Upload new testing data¶

One-time setup¶

The upload workflow needs:

  • The external-data-upload pixi environment installed (pixi install -e external-data-upload). It provides Python 3, boto3, and Node.js (which makes npx ipfs-car available without a separate global install).

  • A Filebase IPFS bucket and an S3 access key for that bucket. Filebase’s free tier is sufficient — the upload uses the S3 import-as-CAR path, not the legacy IPFS Pinning Service API.

  • The credentials exported as environment variables before running the helper:

export FILEBASE_ACCESS_KEY=...
export FILEBASE_SECRET_KEY=...
export FILEBASE_BUCKET=itk-data

The full step-by-step setup is documented in Utilities/Maintenance/ExternalDataUpload/README.md. Complete that one-time setup before proceeding.

Upload a file¶

From the ITK source tree, run the upload helper with the path to the file you want to upload:

pixi run -e external-data-upload python \
    Utilities/Maintenance/ExternalDataUpload/upload.py \
    Modules/.../test/Baseline/MyTest.png

The helper will:

  1. Pack the file into a CARv1 with npx ipfs-car pack --no-wrap — ipfs-car v1+ defaults to 1 MiB chunks, 1024 children per node, raw leaves, CIDv1, which is the unixfs-v1-2025 profile, so the CID is reproducible across implementations.

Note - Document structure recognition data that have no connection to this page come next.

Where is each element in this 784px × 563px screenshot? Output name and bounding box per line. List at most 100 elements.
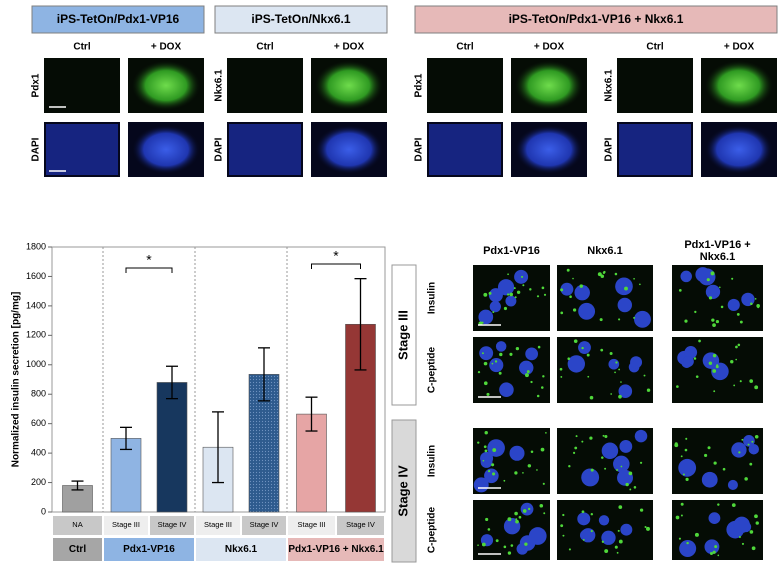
nucleus (578, 302, 596, 320)
granule (495, 539, 499, 543)
granule (514, 511, 518, 516)
granule (754, 514, 758, 519)
column-label: Nkx6.1 (587, 244, 623, 257)
nucleus (577, 512, 591, 526)
nucleus (598, 515, 610, 526)
granule (646, 526, 650, 531)
granule (507, 551, 512, 555)
y-axis-label: Normalized insulin secretion [pg/mg] (11, 292, 22, 468)
row-label: Nkx6.1 (214, 69, 225, 102)
group-header (414, 5, 778, 34)
granule (620, 381, 622, 383)
granule (609, 351, 613, 355)
x-tick-label-box: Stage III (104, 516, 148, 535)
granule (675, 515, 680, 520)
granule (712, 369, 717, 373)
granule (628, 471, 633, 476)
y-tick-label: 1600 (26, 271, 46, 281)
granule (707, 446, 711, 450)
granule (711, 318, 715, 322)
nucleus (684, 346, 698, 359)
granule (616, 551, 619, 554)
granule (749, 379, 754, 383)
granule (736, 312, 740, 316)
x-tick-label-box: Stage III (196, 516, 240, 535)
granule (536, 295, 540, 298)
group-label-box: Pdx1-VP16 (104, 538, 194, 561)
granule (682, 473, 685, 476)
nucleus (683, 355, 694, 367)
granule (604, 549, 609, 554)
x-tick-label: Stage IV (242, 516, 286, 535)
granule (731, 503, 736, 507)
granule (601, 540, 604, 543)
row-label: C-peptide (427, 507, 438, 554)
granule (735, 358, 737, 361)
granule (484, 449, 488, 453)
y-tick-label: 0 (41, 506, 46, 516)
granule (684, 448, 688, 452)
granule (744, 477, 748, 481)
micrograph (427, 58, 503, 113)
row-label: DAPI (214, 137, 225, 161)
granule (579, 284, 584, 288)
granule (614, 371, 616, 374)
column-label: Ctrl (646, 42, 663, 53)
granule (589, 436, 593, 440)
granule (530, 450, 534, 454)
granule (509, 292, 514, 297)
granule (582, 538, 585, 541)
nucleus (473, 477, 489, 493)
granule (639, 461, 643, 464)
nucleus (578, 341, 591, 354)
nucleus (528, 527, 547, 545)
granule (678, 289, 682, 292)
micrograph-signal (46, 124, 118, 175)
micrograph-signal (131, 124, 201, 175)
granule (704, 453, 708, 458)
granule (514, 471, 518, 475)
granule (601, 456, 604, 459)
granule (600, 274, 605, 279)
granule (499, 352, 503, 357)
granule (507, 273, 509, 276)
bar (156, 382, 188, 513)
granule (542, 375, 545, 378)
granule (488, 291, 492, 295)
granule (590, 468, 594, 472)
granule (527, 464, 532, 468)
row-label: DAPI (31, 137, 42, 161)
granule (602, 434, 605, 437)
granule (540, 447, 545, 452)
granule (581, 510, 585, 514)
row-label: Insulin (427, 445, 438, 477)
granule (541, 286, 545, 290)
granule (527, 507, 531, 511)
granule (522, 284, 525, 287)
granule (751, 440, 754, 443)
nucleus (618, 384, 633, 399)
granule (494, 360, 498, 363)
granule (741, 438, 744, 441)
column-label-box: Pdx1-VP16 (483, 245, 540, 257)
granule (615, 361, 618, 364)
granule (712, 353, 717, 358)
row-label: Nkx6.1 (604, 69, 615, 102)
granule (625, 482, 629, 487)
micrograph-signal (704, 60, 774, 111)
granule (482, 459, 485, 462)
granule (618, 539, 623, 544)
nucleus (680, 270, 692, 283)
bar (110, 438, 142, 513)
column-label-box: Nkx6.1 (587, 244, 623, 257)
granule (714, 545, 718, 549)
granule (680, 502, 684, 506)
x-tick-label: Stage III (104, 516, 148, 535)
granule (537, 345, 541, 349)
granule (639, 508, 644, 512)
granule (720, 305, 724, 309)
group-title: iPS-TetOn/Pdx1-VP16 (57, 12, 180, 26)
nucleus (741, 292, 755, 307)
granule (749, 462, 753, 466)
micrograph (617, 58, 693, 113)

  2. PUT the CAR to your Filebase IPFS bucket with x-amz-meta-import: car so Filebase imports it server-side, then read the imported CID back via head_object and verify it matches the locally computed CID.

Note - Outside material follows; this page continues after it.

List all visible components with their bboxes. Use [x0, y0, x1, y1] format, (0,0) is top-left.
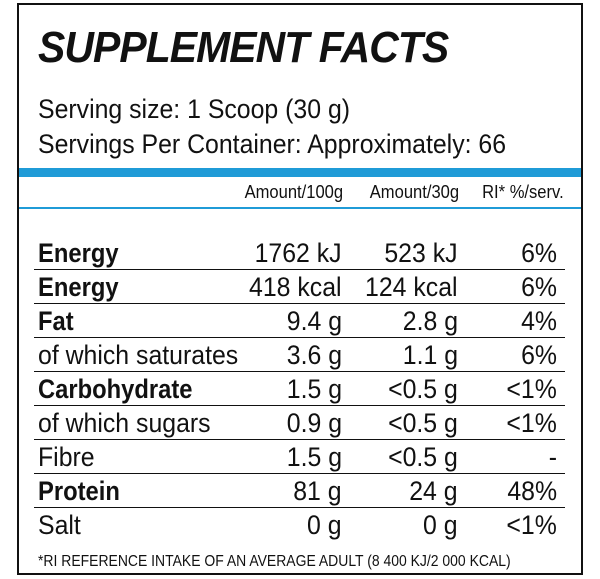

  3. Replace MyTest.png in the source tree with MyTest.png.cid — a one-line text file containing the CID.

  4. Append the CID and source-tree path to Testing/Data/content-links.manifest.

  5. Print the git rm / git add commands needed to stage the change.

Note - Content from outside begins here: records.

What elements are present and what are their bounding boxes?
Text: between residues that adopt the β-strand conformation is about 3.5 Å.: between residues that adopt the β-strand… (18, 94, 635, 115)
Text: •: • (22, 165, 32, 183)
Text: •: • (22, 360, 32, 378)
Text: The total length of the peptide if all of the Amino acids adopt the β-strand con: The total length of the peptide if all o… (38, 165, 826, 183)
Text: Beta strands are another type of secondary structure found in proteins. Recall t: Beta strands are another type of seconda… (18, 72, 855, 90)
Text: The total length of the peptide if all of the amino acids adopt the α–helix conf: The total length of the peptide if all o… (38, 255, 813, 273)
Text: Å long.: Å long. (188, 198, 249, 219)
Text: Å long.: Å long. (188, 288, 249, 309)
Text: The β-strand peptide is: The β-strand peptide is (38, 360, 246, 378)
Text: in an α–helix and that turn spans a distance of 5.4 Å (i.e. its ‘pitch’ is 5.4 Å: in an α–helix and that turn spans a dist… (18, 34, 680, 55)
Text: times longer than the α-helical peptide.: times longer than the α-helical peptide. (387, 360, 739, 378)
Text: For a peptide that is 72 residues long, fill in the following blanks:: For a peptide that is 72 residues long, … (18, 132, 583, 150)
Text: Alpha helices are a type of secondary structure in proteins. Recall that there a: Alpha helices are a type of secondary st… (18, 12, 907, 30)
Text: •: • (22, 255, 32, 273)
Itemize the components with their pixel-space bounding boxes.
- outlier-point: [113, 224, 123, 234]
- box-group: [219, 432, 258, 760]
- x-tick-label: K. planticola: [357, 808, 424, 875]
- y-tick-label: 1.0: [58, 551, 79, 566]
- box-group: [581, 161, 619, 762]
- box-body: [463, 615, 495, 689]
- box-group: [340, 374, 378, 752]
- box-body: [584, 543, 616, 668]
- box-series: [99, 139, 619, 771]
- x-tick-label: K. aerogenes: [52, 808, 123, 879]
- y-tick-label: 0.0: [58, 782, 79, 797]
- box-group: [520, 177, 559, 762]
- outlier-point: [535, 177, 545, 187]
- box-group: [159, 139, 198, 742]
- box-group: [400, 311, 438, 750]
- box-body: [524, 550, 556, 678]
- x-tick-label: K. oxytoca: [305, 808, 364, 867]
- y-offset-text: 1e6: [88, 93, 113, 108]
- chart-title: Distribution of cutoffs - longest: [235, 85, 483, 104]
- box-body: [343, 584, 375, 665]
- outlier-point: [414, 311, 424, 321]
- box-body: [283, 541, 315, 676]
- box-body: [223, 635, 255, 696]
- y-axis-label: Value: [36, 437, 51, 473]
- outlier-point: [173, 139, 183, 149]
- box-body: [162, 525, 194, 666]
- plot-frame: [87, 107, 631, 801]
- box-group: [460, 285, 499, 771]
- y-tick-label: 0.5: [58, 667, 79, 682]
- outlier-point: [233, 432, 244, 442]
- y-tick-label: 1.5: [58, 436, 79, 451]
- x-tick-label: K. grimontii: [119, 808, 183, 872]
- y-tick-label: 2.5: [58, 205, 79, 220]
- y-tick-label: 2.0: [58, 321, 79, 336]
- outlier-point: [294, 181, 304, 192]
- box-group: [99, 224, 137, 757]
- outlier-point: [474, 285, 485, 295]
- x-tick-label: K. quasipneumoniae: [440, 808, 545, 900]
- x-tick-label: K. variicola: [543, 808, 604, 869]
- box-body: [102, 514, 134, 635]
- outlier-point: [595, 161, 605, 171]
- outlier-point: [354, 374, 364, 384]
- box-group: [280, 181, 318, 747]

Alternative: upload via the web app¶

Contributors who prefer not to run any local tooling can upload a file through the Content Link Upload web app (Alt Link). The app pins the file and returns the corresponding .cid content link to download. The resulting CID is usable anywhere the helper-produced CID would be — but the manifest entry and the optional ITKTestingData mirror must then be added by hand. The helper above is preferred when available because it also updates Testing/Data/content-links.manifest in one step.